Her ailment du jour is tension headaches, aggravated, naturally, by sub- and not-so-sub- conscious stressing over the war and the possibility of a not-alive-anymore boyfriend. Mmmm. A bit of a stretch to my mind, but I will give her the benefit of doubt and assume she is extremely sensitive. Since The Headache is apparently the cause of crippling pain, a preventative treatment plan has been mapped out which includes thrice weekly visits to a physio, a course of treatments with a body stress release practicioner and any number of appointments with her GP to keep the muscle relaxants flowing. This will be continued until The Headache surrenders, or until a new ailment takes precedent, or until there is a party going on.

After breakfast and a brief cuddle with Ezra, SIL announces that The Headache is starting to niggle and retreats to her room for a dose of pain relief, followed by a three hour 'nap'. She surfaces again to shower, another cuddle, a spot of lunch. Three words into our first actual conversation and I am interrupted by the lurking of The Headache, which must, of course, be remedied before it becomes Serious. Another handful of pills, another 'nap'. Late afternoon, SIL surfaces once again, bemoaning the strange jelly-like feeling in her legs. Must be her Low Blood Pressure, of course, no chance if could be the excessive muscle relaxants drifting around in her blood stream. Dinner, a bit of chit chat, and then, to bed with another dose of whatever-the-hell tablets, just in case The Headache tries to ambush her in her sleep. Thank heavens it didn't, because if this is prevention protocol, I don't think I want to be around for an actual attack. Miraculously, upon accepting an invitation to breakfast with an old friend the next morning, all traces of The Headache have disappeared. A lucky thing, indeed.


Families.

Crikey.

Friday, March 18, 2011

Drum roll, please

My friend Bird remarked the other day that my 2011 blog archives and the film The Highlander shared the same tagline - 'there can be only one'. Point taken, and thanks for a much needed giggle.

Yesterday morning I had what can only be described as a complete meltdown over something so trivial it makes me cringe. I've been feeling lacklustre of late, detached and disengaged from the people I love, and finding it hard to see the lighter side of anything. So I scuttled off to my GP, expecting a prescription for a magic multivitamin and a dose of pull-yourself-together-ness. I left with a diagnosis of clinical depression and six month's supply of happy pills. Phwoar.

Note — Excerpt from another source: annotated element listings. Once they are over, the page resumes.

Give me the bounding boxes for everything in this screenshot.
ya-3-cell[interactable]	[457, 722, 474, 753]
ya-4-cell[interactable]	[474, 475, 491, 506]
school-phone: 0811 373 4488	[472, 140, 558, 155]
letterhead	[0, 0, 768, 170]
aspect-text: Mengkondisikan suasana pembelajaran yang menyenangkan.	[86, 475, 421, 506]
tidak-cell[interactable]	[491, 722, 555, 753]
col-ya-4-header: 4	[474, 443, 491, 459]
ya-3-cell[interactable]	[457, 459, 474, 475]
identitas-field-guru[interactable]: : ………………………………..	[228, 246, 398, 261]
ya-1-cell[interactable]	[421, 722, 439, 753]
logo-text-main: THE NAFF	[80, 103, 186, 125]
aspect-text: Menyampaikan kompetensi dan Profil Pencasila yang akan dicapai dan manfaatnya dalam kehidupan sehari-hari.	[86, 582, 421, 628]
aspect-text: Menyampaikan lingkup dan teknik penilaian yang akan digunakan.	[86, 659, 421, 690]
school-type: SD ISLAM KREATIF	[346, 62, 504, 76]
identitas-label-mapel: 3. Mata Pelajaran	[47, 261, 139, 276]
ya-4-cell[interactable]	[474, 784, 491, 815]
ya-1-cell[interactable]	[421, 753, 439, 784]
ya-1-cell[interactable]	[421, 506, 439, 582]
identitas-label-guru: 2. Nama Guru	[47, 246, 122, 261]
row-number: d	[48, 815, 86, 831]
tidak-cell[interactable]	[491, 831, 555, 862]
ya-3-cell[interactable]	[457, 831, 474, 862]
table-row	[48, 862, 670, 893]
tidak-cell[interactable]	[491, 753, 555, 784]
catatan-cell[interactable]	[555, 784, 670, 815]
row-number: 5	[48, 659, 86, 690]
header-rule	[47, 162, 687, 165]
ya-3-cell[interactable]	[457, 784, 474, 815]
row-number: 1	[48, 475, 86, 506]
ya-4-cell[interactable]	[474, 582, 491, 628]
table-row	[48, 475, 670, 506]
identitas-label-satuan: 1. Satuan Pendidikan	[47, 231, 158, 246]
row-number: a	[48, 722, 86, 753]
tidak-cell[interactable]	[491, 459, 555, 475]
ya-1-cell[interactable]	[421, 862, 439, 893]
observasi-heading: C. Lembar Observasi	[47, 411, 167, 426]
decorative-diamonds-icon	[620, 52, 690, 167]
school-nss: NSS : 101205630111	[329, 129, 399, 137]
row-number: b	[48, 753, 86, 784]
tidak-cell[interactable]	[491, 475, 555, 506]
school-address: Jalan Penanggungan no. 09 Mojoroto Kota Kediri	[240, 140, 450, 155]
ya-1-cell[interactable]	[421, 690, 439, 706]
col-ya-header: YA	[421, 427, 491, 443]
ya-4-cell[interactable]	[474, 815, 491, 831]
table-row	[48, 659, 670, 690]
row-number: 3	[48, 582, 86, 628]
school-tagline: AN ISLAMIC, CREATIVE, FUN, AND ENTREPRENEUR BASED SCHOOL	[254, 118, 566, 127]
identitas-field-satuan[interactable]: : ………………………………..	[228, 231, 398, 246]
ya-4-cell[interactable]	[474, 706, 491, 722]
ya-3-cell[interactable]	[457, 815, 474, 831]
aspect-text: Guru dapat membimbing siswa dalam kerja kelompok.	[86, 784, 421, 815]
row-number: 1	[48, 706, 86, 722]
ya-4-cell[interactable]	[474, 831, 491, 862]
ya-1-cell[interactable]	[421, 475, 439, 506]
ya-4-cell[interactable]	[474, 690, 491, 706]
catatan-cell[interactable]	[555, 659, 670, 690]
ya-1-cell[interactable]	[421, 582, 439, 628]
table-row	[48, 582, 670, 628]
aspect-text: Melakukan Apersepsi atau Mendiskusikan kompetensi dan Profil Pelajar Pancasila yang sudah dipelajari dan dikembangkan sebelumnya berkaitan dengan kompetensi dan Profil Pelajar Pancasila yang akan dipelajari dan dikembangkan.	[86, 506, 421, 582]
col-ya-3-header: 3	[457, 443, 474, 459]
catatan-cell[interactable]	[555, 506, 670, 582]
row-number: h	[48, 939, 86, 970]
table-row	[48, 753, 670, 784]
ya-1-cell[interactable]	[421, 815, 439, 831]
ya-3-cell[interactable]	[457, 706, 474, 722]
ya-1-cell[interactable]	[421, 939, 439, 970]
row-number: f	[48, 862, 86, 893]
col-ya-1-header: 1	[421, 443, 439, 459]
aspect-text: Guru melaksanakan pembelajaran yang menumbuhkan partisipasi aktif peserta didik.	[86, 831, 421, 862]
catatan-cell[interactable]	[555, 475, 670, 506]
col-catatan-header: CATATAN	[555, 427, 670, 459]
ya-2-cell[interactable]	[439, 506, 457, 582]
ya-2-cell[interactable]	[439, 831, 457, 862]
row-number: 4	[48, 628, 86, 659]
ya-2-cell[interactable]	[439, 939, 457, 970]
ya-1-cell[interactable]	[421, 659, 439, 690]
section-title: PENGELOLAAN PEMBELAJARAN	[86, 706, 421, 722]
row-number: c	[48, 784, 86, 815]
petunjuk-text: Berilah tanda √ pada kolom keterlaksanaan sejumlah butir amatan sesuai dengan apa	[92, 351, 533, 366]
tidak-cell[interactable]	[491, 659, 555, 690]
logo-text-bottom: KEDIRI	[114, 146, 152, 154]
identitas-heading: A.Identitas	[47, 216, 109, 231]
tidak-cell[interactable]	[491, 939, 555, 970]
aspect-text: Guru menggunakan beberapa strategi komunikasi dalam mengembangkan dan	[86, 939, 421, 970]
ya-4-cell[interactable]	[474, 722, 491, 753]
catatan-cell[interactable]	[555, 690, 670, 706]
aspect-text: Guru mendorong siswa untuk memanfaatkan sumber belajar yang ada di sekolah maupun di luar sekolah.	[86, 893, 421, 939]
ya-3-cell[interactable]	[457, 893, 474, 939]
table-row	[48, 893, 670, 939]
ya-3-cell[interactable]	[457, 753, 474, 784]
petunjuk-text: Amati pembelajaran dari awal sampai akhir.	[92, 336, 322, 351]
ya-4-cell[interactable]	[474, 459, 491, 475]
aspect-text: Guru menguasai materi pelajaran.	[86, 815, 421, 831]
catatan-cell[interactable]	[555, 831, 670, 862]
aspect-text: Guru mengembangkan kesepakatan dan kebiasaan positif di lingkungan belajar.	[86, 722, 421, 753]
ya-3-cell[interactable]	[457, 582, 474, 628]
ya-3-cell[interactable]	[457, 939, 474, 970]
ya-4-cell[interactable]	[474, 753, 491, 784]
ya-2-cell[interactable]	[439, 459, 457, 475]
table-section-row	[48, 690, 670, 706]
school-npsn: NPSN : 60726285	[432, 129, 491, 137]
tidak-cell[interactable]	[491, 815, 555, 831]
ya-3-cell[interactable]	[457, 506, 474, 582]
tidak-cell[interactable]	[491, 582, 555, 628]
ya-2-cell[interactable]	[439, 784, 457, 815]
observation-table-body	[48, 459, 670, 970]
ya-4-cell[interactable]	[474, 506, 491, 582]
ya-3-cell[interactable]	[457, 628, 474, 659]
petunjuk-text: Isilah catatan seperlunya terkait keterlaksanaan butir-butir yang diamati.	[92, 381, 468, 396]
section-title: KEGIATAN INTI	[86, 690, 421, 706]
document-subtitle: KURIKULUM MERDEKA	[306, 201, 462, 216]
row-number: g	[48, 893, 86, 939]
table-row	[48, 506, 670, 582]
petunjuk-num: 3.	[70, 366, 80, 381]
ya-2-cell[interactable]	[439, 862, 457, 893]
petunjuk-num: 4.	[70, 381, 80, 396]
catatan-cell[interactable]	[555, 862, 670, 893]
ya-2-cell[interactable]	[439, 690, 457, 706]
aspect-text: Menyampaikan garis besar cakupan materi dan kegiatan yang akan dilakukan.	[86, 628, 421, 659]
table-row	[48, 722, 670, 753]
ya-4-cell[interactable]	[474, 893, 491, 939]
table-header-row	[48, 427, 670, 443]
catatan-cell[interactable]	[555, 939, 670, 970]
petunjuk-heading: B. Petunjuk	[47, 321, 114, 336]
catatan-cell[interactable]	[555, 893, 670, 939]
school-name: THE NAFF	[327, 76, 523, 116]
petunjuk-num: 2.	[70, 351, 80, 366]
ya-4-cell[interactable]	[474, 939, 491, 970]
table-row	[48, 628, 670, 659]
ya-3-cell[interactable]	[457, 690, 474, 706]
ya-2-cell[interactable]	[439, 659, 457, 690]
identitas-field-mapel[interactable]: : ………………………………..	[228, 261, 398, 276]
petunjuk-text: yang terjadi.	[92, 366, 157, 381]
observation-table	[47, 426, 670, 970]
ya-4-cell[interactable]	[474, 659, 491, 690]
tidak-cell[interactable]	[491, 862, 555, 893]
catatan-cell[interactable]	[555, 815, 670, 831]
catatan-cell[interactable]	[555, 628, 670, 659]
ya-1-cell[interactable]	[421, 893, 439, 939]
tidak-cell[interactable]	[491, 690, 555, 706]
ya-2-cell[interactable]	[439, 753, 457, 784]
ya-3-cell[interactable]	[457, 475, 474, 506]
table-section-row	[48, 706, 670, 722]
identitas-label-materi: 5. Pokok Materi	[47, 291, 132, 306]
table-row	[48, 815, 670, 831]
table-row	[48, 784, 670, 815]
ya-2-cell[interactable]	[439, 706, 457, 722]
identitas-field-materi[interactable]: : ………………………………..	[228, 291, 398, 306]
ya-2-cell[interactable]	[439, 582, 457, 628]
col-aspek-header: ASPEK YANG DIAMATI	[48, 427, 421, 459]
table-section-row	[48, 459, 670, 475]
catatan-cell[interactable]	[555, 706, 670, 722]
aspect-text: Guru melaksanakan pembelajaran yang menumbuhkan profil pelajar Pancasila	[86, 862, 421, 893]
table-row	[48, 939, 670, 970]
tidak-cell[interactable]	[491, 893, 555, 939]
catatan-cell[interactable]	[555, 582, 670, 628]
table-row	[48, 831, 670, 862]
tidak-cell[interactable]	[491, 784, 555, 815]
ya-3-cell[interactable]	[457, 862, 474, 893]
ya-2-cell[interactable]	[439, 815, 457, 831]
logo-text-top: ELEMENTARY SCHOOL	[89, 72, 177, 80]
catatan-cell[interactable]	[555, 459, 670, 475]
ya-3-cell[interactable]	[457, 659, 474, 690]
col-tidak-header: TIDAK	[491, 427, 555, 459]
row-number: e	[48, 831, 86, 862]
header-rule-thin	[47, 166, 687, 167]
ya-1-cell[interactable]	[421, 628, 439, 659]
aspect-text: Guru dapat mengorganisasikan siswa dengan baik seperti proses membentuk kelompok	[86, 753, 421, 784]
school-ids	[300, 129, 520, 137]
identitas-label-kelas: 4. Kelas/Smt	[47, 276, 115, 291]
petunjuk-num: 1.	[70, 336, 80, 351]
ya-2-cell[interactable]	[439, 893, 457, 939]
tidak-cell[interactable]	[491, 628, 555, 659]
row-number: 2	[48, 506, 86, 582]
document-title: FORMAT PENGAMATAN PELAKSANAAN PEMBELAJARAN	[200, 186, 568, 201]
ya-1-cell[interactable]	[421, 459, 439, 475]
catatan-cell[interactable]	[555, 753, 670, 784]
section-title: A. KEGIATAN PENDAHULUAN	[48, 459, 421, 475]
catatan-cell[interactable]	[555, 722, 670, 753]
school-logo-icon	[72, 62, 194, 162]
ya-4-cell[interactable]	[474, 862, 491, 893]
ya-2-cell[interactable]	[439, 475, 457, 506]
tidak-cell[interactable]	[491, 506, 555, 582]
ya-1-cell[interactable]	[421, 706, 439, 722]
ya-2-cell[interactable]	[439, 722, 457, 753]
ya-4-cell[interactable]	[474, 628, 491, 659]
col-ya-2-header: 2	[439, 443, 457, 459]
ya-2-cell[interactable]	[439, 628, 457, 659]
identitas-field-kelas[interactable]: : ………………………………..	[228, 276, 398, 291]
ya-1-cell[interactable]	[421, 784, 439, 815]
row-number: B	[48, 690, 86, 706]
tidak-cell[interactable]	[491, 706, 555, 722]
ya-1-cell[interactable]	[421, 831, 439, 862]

I don't like to admit that things are not okay. I don't like to be sick. But more than that, I don't like to be trudging through life searching for a catalyst to make me happy again. So I'm going to take those pills and I'm going to give myself a break. At the beginning of this year a friend asked if I had made any resolutions, and I replied that my only plan for this year was to be kinder to myself. Less angry at the things I don't necessarily enjoy about who I am. I'm hoping that this is the start of that.

You're going to be seeing a bit of retrospective blogging going on here for the next couple of weeks while I clear out my drafts folder of all the little thoughts I wanted to share but didn't. Maybe you'll see the pattern that got me to where I am now - apparently I missed it. A hundred brownie points to the person who can pinpoint the start of my downhill slide. Prizes cannot be exchanged for cash.